Hesychia comes by the quiet of the heart. The noise of the passions, the little thoughts that distract with their condemning and judging voices, will likely continue, regardless of stillness. They are like the sound of the wind or the rustling of leaves – noises in the background that can and should be ignored. Such voices are artifacts, akin to muscle aches and pains: they should not be described as thoughts, per se. The quiet of the heart is found in staying put, blessing whatever situation confronts us. It is possible only because Christ is risen from the dead.
Hesychia is a characteristic of love. When we read that “love is patient and kind” (1Cor. 13:4), we are seeing a description of God Himself (who is Love). Our anxiety and shame cause us to be angry with God (and one another) and despair that He allows the world to be as it is. Hesychia is patient and kind, even to the “evil and the ungrateful” (Luke 6:35).

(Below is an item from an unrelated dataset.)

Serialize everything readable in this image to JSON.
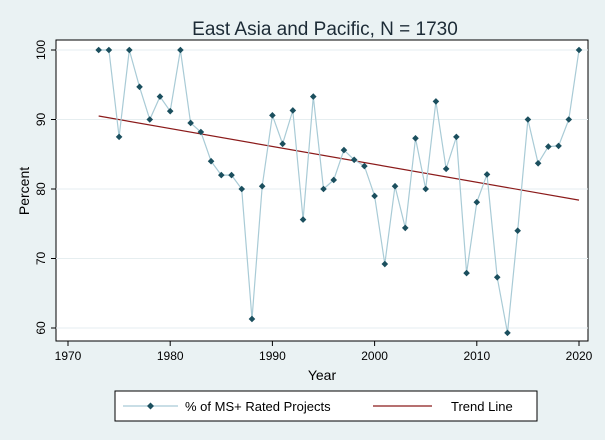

It generally seems to us that the nature and pace of modern life make stillness impossible. But this is not the case. It is possible to live in a consumerist culture and not be a consumerist. It is possible to live in a culture that is anxious and angry, in need of control and “progress,” and yet be content. To a great extent, the practice of stillness comes by paying attention to what is actually at hand (rather than what we imagine to be at hand) and blessing it.
I have calmed and quieted myself, like a weaned child with its mother. Like a weaned child, I am content.
Shhh. Peace. Be still. It will be alright. God is good.